Le 1 er juin 2022, le verdict est tombé. Il met ainsi fin à un procès de plusieurs semaines né d’un conflit encore plus ancien. Seulement, l’immense disproportion révélée par l’affaire entre le pouvoir de Johnny Depp par rapport à celui d’Amber Heard ne s’arrête pas aux portes du tribunal. Dans l’immédiat, l’Histoire retient qu’en dépit du fait que tous deux sont reconnus coupables, l’actrice apparaît comme la grande perdante du procès, la somme des dommages et de l’amende dont elle doit s’acquitter ne représentant pas moins de 7,5 fois celle de son ex-époux (15 millions, contre 2 millions pour Depp).
Mais au-delà du procès, comment s’incarne l’immense inégalité de traitement entre les deux acteurs dans leur carrière respective ? Comment, à quelques jours seulement de la délivrance du verdict, l’image médiatique de Johnny Depp semble s’acheminer vers celle de star subversive mais héroïque, rescapée d’une tentative de « sabotage par une femme calomnieuse », tandis que le déferlement de misogynie envers Amber Heard et la volonté de la voir disparaitre se poursuit, au point que soit évoquée son éventuelle éviction pure et simple dans ses films ?
Malgré quelques frissons de subversion, la carrière de Johnny Depp semble avoir de beaux jours devant elle
Depuis 2019, la carrière de Johnny Depp connaît un passage à vide que l’acteur explique par le fait que la « cancel culture », cette « tendance à porter dans la précipitation un jugement hâtif » est désormais tellement « hors de contrôle » que « plus personne n’est à l’abri ». Concrètement, ses déboires lui ont valu de perdre son procès pour diffamation contre le journal The Sun qui le qualifiait de «frappeur d’épouses » et d’être écarté du tournage de Pirates des Caraïbes et des Animaux Fantastiques.
Est-ce le signe qu’à l’ère post #MeToo, l’industrie du cinéma est décidée à mettre son pouvoir immense au service de la lutte contre les violences sexistes et sexuelles ? Rien n’est moins sûr. En effet, ce n’est autre que dans la peau d’un roi, Louis XV, que l’acteur américain fera son retour au cinéma. Dans ce contexte, la symbolique autour du règne et de la puissance semble d’autant plus signifiante que ce choix de casting découle de Maïwenn, qui le dirigera et lui donnera la réplique dans son film d’époque.

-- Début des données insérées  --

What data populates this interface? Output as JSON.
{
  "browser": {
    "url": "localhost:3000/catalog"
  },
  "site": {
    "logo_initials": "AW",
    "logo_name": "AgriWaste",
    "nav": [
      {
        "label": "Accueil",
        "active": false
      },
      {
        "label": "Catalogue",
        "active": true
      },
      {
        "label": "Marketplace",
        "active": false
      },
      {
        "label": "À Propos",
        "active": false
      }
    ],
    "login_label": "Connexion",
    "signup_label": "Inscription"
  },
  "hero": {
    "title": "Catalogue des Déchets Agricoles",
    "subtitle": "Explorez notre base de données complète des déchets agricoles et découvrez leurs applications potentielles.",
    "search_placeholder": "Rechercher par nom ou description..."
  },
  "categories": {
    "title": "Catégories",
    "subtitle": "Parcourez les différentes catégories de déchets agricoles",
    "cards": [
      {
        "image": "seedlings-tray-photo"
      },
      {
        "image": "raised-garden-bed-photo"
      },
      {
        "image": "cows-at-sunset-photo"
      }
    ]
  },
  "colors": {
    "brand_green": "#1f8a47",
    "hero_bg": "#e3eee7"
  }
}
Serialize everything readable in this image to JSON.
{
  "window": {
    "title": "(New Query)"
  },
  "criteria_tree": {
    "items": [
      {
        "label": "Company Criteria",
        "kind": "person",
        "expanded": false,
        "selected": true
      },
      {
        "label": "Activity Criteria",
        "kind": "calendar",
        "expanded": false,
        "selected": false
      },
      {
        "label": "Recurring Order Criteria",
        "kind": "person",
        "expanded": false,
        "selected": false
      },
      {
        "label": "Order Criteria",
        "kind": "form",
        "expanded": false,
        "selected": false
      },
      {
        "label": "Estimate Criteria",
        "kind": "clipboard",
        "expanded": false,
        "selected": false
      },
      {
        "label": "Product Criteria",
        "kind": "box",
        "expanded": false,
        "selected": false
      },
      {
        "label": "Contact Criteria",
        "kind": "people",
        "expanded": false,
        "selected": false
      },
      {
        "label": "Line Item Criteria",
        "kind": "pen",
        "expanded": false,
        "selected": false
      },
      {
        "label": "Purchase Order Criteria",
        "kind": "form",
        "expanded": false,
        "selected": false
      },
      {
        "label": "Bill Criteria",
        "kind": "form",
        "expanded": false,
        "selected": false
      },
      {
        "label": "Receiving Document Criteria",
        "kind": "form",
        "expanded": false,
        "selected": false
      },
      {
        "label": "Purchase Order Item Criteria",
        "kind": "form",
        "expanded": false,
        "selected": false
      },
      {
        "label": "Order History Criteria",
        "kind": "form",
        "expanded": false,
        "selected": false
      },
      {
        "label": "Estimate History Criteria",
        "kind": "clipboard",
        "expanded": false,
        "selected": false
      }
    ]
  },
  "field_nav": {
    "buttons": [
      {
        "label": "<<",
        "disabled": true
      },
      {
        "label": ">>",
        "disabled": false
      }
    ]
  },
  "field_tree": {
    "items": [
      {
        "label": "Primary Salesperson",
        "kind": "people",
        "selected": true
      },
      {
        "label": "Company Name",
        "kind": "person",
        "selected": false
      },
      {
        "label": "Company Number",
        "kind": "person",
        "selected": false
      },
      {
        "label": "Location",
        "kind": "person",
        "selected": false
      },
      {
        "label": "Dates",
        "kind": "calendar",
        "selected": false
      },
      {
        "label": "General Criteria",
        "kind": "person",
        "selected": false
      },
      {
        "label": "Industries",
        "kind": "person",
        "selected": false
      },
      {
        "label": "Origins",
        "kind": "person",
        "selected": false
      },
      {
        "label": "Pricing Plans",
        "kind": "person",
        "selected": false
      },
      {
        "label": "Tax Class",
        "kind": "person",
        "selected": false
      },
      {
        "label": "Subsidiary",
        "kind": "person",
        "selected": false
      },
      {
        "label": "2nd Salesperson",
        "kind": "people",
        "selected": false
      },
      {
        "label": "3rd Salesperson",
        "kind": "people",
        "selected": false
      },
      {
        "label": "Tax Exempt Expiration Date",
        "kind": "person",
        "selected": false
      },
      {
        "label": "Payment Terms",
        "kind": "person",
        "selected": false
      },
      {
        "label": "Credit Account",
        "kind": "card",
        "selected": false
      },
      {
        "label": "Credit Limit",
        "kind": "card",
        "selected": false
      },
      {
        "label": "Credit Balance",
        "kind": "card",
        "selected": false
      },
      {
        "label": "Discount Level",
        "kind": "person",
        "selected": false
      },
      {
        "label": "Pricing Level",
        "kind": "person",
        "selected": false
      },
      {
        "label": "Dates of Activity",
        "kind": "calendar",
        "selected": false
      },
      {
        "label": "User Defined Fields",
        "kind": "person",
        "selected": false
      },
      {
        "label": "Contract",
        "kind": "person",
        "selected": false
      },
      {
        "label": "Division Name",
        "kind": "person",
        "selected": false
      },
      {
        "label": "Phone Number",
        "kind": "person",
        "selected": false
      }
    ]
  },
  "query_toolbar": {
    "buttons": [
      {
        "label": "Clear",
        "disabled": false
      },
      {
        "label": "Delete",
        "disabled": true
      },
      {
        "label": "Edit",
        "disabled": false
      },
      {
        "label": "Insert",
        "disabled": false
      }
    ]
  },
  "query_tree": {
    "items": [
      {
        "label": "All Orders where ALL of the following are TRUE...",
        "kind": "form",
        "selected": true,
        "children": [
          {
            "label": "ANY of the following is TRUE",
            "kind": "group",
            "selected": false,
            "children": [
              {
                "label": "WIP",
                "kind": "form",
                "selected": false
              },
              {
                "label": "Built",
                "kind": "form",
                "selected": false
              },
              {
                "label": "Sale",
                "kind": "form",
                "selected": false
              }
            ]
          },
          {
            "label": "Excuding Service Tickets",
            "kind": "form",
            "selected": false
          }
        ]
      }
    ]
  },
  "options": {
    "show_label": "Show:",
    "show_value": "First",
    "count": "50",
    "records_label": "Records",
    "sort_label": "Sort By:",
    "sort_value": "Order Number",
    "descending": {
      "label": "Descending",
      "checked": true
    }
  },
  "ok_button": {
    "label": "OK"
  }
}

Pour rappel, la réalisatrice et actrice française se positionne depuis plusieurs années en défense d’hommes accusés et/ou condamnés de violences sexistes et sexuelles, comme par exemple Roman Polanski. En 2020, elle tenait des propos d’une gravité extrême envers Adèle Haenel et des féministes en général, les accusant notamment de « dire des conneries » ou encore d’être « des femmes qui n’aiment pas les hommes » et qui sont « à l’origine de dommages collatéraux très graves. »
Johnny Depp sur les écrans et sur scène, Amber Heard effacée
Les bonnes nouvelles ne s’arrêtent pas là pour l’acteur, qui nourrit également des ambitions personnelles dans le monde de la musique. Comme pour marquer sans tarder la renaissance de sa carrière – ou plutôt de ses carrières, il a rejoint le guitariste britannique Jeff Beck sur scène dès le lendemain du procès pour y interpréter des morceaux de rock. Deadline rapporte les mots de ce dernier à propos de Depp : « J’ai rencontré ce mec il y a cinq ans et on n’a pas arrêté de se marrer depuis. En fait, on a enregistré un album. Je ne sais pas comment c’est arrivé. Ça va sortir en juillet. »
Pendant ce temps, ce sont plus de 4,5 millions de personnes qui ont signé une pétition visant à exclure Amber Heard d’Aquaman 2. Or, depuis la fin du procès, une rumeur se répand selon laquelle il aurait été décidé lors d’une réunion de Warner Bros que les scènes de Heard seront finalement coupées au montage. Selon The Direct, « la rumeur suggère que Mera pourrait mourir pendant un accouchement, au début de la suite. » Pendant le procès, l’actrice avait déjà révélé avoir reçu des versions du scénario du film au fur et à mesure desquelles son rôle était réduit. En France, sa sortie est prévue pour le 17 mars 2023.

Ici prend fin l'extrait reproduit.